Örneğin, noterlik görevini yürüten başvurucu hakkında görevi ihmal suçlamasıyla yetkili ve görevli Ağır Ceza Mahkemesinin son soruşturma açılması kararının, başvurucunun suçlu bulunduğuna ilişkin nihai bir karar olarak nitelendirilmesi mümkün olmadığından bu konuda Anayasa Mahkemesince başvuru yollarının tüketilmediğine karar verilmiştir. Bu kararında Mahkeme, başvuruya konu işlemle, başvurucunun noterlik görevi nedeniyle Kanun’da
belirtilen usule göre yürütülen soruşturma sonunda son soruşturmanın açılmasına karar verilerek sanık olarak yargılanmasının yolunun açıldığını tespit etmiştir. 
Bu durumun bir cezalandırma olduğu ve bunun tek başına masumiyet karinesini ihlal ettiği yönündeki iddiaları ise hukuki temelden yoksun bulmuş, başvurucu 
hakkında öngörülen yargılama sürecinin de yürütülüp tümüyle sonuçlandırılmamış olduğunu dikkate almış ve başvuruyu başvuru yollarının tüketilmediği ve açıkça dayanaktan yoksun olduğu gerekçeleriyle kabul edilemez bulmuştur (B. No: 2012/363, 5/3/2013). 

Mahkeme bir başka kararında, başvurucunun Anayasa Mahkemesinden iptalini istediği idari işlemin idari yargı organları önünde yargısal denetiminin devam 
etmekte olduğunu ve derece mahkemesinin henüz uyuşmazlığın esası hakkında bir karar vermediğini tespit ederek başvurunun başvuru yollarının tüketilme mesi gerekçesiyle kabul edilemez olduğuna karar vermiştir (B. No: 2013/1243, 16/4/2013). 

56. Karar düzeltme kanun yolu tüketilmesi zorunlu bir başvuru yolu mudur? 
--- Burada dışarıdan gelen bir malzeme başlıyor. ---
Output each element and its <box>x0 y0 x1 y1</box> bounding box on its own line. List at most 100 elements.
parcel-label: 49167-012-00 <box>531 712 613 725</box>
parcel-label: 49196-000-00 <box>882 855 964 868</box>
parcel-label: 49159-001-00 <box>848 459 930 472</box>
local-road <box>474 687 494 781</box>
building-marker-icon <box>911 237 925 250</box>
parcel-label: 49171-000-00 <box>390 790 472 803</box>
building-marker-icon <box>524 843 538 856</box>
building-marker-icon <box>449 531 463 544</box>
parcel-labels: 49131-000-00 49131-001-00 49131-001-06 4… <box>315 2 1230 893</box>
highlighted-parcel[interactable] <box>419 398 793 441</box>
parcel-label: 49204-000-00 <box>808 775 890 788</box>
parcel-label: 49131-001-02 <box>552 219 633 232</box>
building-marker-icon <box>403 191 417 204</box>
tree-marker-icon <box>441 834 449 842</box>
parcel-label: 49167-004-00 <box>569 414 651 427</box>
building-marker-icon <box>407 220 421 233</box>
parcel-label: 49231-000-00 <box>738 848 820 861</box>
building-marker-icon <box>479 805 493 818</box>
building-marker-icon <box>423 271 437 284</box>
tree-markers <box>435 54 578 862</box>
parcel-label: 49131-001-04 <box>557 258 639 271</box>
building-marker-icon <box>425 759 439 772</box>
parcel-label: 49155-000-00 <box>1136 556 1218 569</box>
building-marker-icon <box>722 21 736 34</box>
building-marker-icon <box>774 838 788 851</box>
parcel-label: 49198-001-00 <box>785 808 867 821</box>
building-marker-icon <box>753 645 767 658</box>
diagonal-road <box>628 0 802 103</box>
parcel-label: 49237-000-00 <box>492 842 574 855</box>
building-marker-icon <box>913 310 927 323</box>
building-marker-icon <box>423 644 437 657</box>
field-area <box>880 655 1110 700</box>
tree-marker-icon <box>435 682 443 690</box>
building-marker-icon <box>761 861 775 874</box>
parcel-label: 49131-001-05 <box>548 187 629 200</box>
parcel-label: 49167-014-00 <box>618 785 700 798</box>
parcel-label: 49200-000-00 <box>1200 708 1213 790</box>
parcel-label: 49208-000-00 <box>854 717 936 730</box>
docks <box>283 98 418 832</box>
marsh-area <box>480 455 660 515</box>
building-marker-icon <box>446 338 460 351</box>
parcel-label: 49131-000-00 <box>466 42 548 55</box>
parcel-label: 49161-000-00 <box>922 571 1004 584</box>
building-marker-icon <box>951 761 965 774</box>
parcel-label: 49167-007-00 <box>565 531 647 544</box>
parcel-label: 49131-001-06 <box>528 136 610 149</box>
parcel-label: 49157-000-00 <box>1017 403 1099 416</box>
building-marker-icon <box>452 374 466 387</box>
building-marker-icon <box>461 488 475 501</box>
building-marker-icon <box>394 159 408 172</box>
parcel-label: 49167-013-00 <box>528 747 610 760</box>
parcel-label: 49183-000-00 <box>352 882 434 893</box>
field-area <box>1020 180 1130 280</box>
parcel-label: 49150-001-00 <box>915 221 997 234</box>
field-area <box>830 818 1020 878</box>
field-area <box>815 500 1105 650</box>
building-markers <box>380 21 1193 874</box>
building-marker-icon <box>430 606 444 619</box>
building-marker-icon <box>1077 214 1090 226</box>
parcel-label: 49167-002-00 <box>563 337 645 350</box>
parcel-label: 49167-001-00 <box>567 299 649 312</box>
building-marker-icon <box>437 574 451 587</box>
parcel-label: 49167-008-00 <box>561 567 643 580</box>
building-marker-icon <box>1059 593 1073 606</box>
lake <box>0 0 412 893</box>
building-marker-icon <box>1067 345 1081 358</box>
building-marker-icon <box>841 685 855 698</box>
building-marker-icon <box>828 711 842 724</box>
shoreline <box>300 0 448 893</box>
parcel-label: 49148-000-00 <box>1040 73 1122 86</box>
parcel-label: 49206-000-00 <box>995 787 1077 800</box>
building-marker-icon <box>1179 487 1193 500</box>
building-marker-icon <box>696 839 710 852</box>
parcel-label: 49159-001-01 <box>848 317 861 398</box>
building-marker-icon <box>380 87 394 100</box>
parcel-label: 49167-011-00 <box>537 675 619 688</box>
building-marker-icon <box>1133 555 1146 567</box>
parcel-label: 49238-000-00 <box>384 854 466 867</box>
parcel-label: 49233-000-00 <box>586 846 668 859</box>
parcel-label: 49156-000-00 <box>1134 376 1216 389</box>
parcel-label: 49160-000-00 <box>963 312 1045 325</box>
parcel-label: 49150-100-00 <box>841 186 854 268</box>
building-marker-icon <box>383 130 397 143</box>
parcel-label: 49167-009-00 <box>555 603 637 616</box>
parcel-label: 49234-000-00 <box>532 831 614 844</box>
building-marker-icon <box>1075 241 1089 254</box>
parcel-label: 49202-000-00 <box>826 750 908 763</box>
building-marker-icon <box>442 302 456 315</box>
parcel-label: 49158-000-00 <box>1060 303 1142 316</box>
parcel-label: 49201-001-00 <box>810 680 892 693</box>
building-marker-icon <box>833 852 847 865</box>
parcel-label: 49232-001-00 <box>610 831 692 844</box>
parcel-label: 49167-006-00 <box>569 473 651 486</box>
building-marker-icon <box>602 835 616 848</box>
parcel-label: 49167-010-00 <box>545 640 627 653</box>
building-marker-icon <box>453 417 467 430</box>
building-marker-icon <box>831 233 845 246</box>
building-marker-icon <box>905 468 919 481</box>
Bir kamu gücü işlemine karşı bireysel başvuru yapılmadan önce derece mahkemelerince verilmiş olan kararlara karşı tanınmış olan başvuru yollarının da tüketilmesi gerekir. 
Burada başvurucudan beklenen olağan nitelikteki tüm başvuru yollarını tüketmesidir. Karar düzeltme doktrinde her ne kadar olağan bir kanun yolu olarak nitelendirilmekteyse de Anayasa Mahkemesi; hukuk yargısı, idari ve askeri idari yargı kararlarına karşı bireysel başvuru açısından bu kanun yolunun, 
tüketilmesinin zorunlu olmadığını kabul etmektedir. Başka bir anlatımla karar düzeltme yolu açık olan kararlar bakımından bu yola gitmeksizin temyiz 
onama kararının ardından başvuru süresi içinde Anayasa Mahkemesine yapılan başvurular başvuru yollarının tüketilmediği gerekçesiyle reddedilmemektedir 
(B. No: 2012/73, 5/3/2013). 

Bununla beraber tüketilmesi zorunlu olmayan bu yola bir kez başvurulmuşsa bu süreç bitirilmeden bireysel başvuru yapılamaz. Bu çerçevede, hukuk, idari ya 
da askeri idari yargıda görülen ve karar düzeltme yolu açık olan bir karara karşı bu yola başvurulmuşsa Anayasa Mahkemesine bireysel başvuruda bulunabilmek 
için, öncelikle karar düzeltme talebinin sonucunun beklenmesi, dolayısıyla bu yolun tüketilmesi gerektiği açıktır. Nitekim Anayasa Mahkemesi bir kararında, 
etkili ve sonuç almaya yeterli görerekbaşvurduğu bir kanun yolunda davasının sonuçlanmasını ve bu konuda bir karar verilmesini beklemeden yapılan bireysel 
başvurunun kabul edilemezliğine karar verilmesi gerektiğine hükmetmiştir (B. No: 2013/1177, 26/3/2013). Yine Mahkeme bir başka kararında, karar düzeltme süreci devam ederken yapılan bir başvuruyu davanın Yargıtay önünde derdest olduğu gerekçesiyle kabul edilemez bulmuştur (B. No: 2012/403, 26/3/2013). 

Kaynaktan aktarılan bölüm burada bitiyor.